Warshaw did not approach the Readville Neighborhood Watch with his idea; group President Frank Garibaldi said he only learned of it from the agenda of next week's meeting of the Hyde Park Board of Trade, at which Warshaw is the featured speaker.
McCarthy stressed the importance of residents to get ahead of development by painting two equally dystopic visions for all that land, all of which funnels into the decrepit Father Hart (Milton Street) bridge, a Wolcott Square with traffic systems installed in the 1960s and the intersection of West Milton and Sprague streets.
One is that developers could try to do what they're doing in South Boston and Dorchester and stuff as many residential units as they can there. He said the pricing pressures that forced people to look at Roslindale instead of Jamaica Plain are now forcing people to look at Hyde Park and Mattapan instead of Roslindale. In addition to the land itself, the Readville train station would prove a lure for the "transit-oriented" development officials love.
Or, he said, they could take advantage of the land's existing light-industrial zoning and move all the light industrial facilities being forced out of South Boston and Dorchester by residential development onto Hyde Park Avenue and Sprague Street. He said he's already heard rumors of a proposal for a park-and-ride lot on the avenue. And if residents think traffic is bad now, imagine even more trucks and buses, he said.

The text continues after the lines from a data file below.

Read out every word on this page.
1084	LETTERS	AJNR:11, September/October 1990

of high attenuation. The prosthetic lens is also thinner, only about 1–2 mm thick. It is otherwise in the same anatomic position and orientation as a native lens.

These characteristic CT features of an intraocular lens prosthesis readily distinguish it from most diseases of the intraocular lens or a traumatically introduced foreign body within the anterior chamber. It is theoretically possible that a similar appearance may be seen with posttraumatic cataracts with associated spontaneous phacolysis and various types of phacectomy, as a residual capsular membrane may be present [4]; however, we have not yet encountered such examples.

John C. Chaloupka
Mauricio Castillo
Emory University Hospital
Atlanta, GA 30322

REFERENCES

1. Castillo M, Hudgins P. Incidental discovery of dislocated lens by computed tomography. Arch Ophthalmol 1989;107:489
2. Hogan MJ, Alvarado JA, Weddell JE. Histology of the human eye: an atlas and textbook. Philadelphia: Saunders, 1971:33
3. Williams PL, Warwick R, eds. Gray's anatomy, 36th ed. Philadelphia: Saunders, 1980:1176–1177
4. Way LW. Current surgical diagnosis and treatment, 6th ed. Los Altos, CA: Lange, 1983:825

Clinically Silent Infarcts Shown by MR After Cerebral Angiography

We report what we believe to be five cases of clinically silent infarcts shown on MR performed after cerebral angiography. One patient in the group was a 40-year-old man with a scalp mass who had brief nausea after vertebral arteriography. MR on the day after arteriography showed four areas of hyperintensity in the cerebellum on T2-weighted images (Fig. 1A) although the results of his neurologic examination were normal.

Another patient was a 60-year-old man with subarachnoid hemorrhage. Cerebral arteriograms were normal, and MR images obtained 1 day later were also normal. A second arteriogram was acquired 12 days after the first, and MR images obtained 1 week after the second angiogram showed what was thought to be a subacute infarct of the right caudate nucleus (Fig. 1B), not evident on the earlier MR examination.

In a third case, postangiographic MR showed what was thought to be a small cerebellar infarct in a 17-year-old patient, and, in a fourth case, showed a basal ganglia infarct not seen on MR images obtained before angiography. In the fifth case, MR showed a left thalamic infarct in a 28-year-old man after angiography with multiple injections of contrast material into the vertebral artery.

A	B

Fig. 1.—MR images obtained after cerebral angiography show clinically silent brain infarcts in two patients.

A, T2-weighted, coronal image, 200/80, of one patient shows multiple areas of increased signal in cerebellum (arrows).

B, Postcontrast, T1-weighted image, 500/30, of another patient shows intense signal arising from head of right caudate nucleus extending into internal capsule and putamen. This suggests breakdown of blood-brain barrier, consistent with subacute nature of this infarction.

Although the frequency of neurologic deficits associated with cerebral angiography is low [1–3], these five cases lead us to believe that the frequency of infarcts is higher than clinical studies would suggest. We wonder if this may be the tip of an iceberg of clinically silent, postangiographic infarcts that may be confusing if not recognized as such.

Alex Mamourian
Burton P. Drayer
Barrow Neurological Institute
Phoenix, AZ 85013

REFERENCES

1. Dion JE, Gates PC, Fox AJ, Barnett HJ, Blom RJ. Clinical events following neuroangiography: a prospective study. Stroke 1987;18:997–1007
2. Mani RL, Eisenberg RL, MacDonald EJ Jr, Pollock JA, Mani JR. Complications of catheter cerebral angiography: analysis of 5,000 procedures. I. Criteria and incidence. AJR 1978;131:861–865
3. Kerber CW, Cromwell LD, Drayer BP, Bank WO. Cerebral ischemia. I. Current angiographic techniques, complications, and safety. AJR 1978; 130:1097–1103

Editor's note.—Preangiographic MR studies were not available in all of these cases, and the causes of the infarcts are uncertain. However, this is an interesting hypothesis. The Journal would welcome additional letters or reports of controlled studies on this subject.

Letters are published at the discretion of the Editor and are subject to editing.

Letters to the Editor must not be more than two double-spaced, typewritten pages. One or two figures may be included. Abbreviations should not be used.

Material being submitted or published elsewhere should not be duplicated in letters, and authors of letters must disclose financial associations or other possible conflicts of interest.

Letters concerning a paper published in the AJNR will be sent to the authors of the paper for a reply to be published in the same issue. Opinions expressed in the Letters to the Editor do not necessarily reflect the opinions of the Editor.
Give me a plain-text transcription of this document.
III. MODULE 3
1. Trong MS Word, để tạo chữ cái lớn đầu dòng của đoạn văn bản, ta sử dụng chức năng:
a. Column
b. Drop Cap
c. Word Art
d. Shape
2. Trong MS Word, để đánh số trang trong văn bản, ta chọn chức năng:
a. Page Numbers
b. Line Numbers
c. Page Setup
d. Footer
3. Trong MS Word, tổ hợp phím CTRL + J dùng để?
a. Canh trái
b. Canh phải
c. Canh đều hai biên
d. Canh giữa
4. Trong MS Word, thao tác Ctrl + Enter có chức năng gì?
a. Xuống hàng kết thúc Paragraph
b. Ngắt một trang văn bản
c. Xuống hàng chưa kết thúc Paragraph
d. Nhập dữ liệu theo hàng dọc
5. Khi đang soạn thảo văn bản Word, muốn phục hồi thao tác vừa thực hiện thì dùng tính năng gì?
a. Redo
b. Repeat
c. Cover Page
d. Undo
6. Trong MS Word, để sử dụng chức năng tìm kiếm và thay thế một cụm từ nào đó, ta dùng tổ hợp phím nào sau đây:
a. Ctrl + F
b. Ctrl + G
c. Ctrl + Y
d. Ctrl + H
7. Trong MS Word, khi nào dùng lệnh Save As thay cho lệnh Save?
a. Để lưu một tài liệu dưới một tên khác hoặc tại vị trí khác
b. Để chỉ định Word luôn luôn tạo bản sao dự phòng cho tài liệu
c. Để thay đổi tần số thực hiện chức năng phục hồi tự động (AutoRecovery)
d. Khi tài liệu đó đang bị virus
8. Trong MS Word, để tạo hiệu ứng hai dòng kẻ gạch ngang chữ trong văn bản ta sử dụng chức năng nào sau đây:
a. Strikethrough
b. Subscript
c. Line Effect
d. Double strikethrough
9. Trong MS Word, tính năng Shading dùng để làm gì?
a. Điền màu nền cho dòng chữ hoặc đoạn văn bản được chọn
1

Resident Craig Martin questioned what's wrong with light industrial and noted the last time the area was rezoned, residents decided they wanted to keep Hyde Park Avenue reserved for that, in part because of the jobs it could mean. In a contentious exchange - McCarthy warned Martin three times not to question his love of Readville - McCarthy said that stretch now "looks like Beirut," except maybe for the gym and Grandma's Coffee Cakes, which recently bought the building next door so it could expand, and that while he's not sure just what should go in there, light industrial won't do the neighborhood any favors.